Black Knight Inc., in advance of publishing its in-depth monthly Mortgage Monitor report, released a first look at its June 2023 month-end mortgage performance statistics. The information is derived from its loan-level database representing the majority of the national mortgage market.
According to this data snapshot, despite an unpredictable housing market, erratic interest rates and volatile inflation, the national mortgage delinquency rate (30 or more days past due, but not in foreclosure), while rising two basis points from May, continues at near recent record lows (3.12%), with June marking the third lowest level on record.
The number of serious delinquencies, which are loans 90 days or more past due, dropped to 471,000 – the lowest number since August 2006 and a 177,000 (-27%) improvement from June 2022.
The number of borrowers who are 30 days behind in their payments, considered early-stage delinquencies, increased slightly, by 19,000 (+2.2%).

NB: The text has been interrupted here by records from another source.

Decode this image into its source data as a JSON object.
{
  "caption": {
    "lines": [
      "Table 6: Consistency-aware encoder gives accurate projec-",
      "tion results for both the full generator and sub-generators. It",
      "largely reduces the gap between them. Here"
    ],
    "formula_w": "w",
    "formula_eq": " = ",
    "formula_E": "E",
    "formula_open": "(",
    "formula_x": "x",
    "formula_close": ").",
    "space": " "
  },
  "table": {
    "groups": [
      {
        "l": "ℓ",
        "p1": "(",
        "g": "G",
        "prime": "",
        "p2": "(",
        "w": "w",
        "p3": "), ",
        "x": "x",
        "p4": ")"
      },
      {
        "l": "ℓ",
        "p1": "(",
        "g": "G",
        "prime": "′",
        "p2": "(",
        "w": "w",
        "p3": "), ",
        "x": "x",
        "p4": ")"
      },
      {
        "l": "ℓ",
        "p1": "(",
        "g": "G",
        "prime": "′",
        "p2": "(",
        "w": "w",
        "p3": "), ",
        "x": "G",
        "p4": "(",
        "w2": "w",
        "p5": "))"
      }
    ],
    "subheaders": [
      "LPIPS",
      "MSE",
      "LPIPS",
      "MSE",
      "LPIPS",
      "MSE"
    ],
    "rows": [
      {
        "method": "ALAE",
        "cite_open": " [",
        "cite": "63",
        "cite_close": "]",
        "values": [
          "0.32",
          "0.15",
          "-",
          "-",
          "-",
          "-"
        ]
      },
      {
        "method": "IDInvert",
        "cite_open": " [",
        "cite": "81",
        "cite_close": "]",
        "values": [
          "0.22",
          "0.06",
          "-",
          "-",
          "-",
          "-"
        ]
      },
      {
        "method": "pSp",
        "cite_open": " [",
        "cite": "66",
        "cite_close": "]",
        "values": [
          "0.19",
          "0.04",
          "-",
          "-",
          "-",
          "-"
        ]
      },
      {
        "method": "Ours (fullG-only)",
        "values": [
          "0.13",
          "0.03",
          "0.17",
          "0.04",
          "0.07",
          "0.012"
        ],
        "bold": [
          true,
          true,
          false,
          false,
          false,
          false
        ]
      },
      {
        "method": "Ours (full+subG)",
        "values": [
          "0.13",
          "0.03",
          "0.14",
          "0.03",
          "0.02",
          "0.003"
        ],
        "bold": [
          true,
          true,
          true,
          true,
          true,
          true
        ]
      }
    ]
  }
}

Meanwhile, borrowers who’ve missed two payments (60 days past due) moved up a bit, to 5,000 (+1.7%).
Beyond delinquencies, foreclosure starts also increased slightly to 28,000 for June – just 1% above the preceding 12-month average and still 38% below June 2019’s pre-pandemic level.
Foreclosure was started on 5.8% of serious delinquencies in June, up a bit from 5.1% in May but still three percentage points below the rate of starts in May 2019 before the onset of the pandemic.
The number of loans in active foreclosure shrunk another 5,000 in June, a figure that is still down 47,000 (-17%) from March 2020. Meanwhile, 6,900 foreclosure sales (completions) took place in June, an increase of 1.5% from May.
Finally, it seems that grateful homeowners capitalized on paying off their low-interest-rate mortgages, as prepayments trended higher for June, up 4.5% from May.